Saturday, February 21, 2015

From a newspaper vendor to a leader of the poor: Remembering CPI stalwart Govind Pansare

Mumbai: Veteran communist leader and rationalist Govind Pansare, who succumbed to bullet injuries late on Friday, was known for his advocacy for workers' rights  and for his book 'Shivaji Kon Hota?' (Who was Shivaji?).

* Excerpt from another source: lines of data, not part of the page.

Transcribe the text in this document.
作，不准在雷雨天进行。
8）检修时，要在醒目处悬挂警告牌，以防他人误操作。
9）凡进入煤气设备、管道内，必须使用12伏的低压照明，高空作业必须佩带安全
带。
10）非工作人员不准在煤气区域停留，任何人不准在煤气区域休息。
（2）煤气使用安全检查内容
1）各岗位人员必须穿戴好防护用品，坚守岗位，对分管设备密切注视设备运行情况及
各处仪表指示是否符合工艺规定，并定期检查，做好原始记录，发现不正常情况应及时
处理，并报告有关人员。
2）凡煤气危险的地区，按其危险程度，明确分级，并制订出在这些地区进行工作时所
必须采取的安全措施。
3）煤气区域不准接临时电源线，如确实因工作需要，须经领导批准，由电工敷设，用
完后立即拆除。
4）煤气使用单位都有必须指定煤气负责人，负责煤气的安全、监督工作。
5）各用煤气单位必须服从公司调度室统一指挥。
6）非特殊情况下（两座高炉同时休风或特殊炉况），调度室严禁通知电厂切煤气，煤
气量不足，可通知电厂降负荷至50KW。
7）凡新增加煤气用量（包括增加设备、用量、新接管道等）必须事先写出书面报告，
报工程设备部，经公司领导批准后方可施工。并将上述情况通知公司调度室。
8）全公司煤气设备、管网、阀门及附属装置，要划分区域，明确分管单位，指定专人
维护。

Days after being shot at, Pansare dies in Mumbai where he was flown for treatment
Pansare was born on November 26, 1933, at Kolhar village in the Srirampur taluka in Ahmednagar district into a farmers’ family, who lost their farmland to moneylenders. While his mother worked as a farm hand and his father did small jobs, the family lived in poverty. Patil was attracted to social movements since childhood and also headed the socialist Rashtra Seva Dal shakha in his village.
During his school days, Pansare came in contact with communists and has also campaigned for the then CPI leader PB Patil in assembly elections. After completing his primary education in his village and secondary education at Rahuri in Ahmednagar, he moved to Kolhapur for graduation and law.
He also worked as a newspaper vendor, a peon in the municipality, primary teacher and then served as associate professor in the Shivaji University for ten years. While he started practising labour law since 1964, he participated in the Samyukta Maharashtra and Goa freedom fights. He was arrested during the 1962 India-China war as a part of the crackdown against Communists who were seen as pro-China. He was the state secretary of CPI for ten years and a member of its national executive.
Pansare was associated with various social movements that involve the unorganized sector such as farm labourers, domestic help, auto-rickshaw unions, milk producers, hawkers, slums and others. Recently, he was leading an anti-toll agitation in Kolhapur. He also criticised certain policies of the CPI due to which the Communist movement failed to become popular among the masses in the country.
He was also a known critic of right-wing forces and had written many books on  the ills  in Indian society. While he authored many books on reservations, Marxism, Muslims, article 370, Rajarshi Shahu, labour laws and policies, globalization and agriculture, his book ‘Who Was Shivaji’ was one of his well-received books in which he portrayed Shivaji as a secular who respects all religions as against the portrayal by right wing outfits.
“Those who are using Shivaji in order to obtain people’s consent will have to answer for this historical truth. If there are any buyers for their hatred for Islam they should sell it on their own merit. They should not sell their commodity in Shivaji’s name. They should not sell that commodity under the brand of Shivaji. At the same time, the Muslims should not equate Shivaji with his image created by these so-called Shivabhaktas. They should look at history; they should appreciate his attitude to Islam religion. Then only they should make their opinion,” Pansare wrote in his book ‘Who Was Shivaji’.
The book has been translated into many languages including Kannada, Urdu, Gujarati, English and Hindi languages and over 1 lakh copies of it have been sold.
His associates say Pansare had launched an aggressive campaign to expose the Modi government ever since it came to power in May last year.  "He also launched the campaign against the BJP’s strategy of using Gandhi's name and, at the same time, glorification of Nathuram Godse for Gandhi's killing by Hindu outfits. He was trying to expose the real face of RSS and other Hindu outfits," said Namdev Gawade, his associate.
Recently, Pansare had faced protests at Shivaji University where he criticized the glorification of Nathuram Godse by certain groups. His friends and party activists say he had reportedly received threats for criticizing the right-wings but he ignored them.
Pansare was a close associate of rationalist Narendra Dabholkar, was also shot dead while he was out for a morning walk near the Omkareshwar bridge in Pune in August 2013. Pansare was also attacked in a similar fashion. Following the death Dabholkar, Pansare had stepped up pressure on the government for the passage of the Anti-Superstition Bill.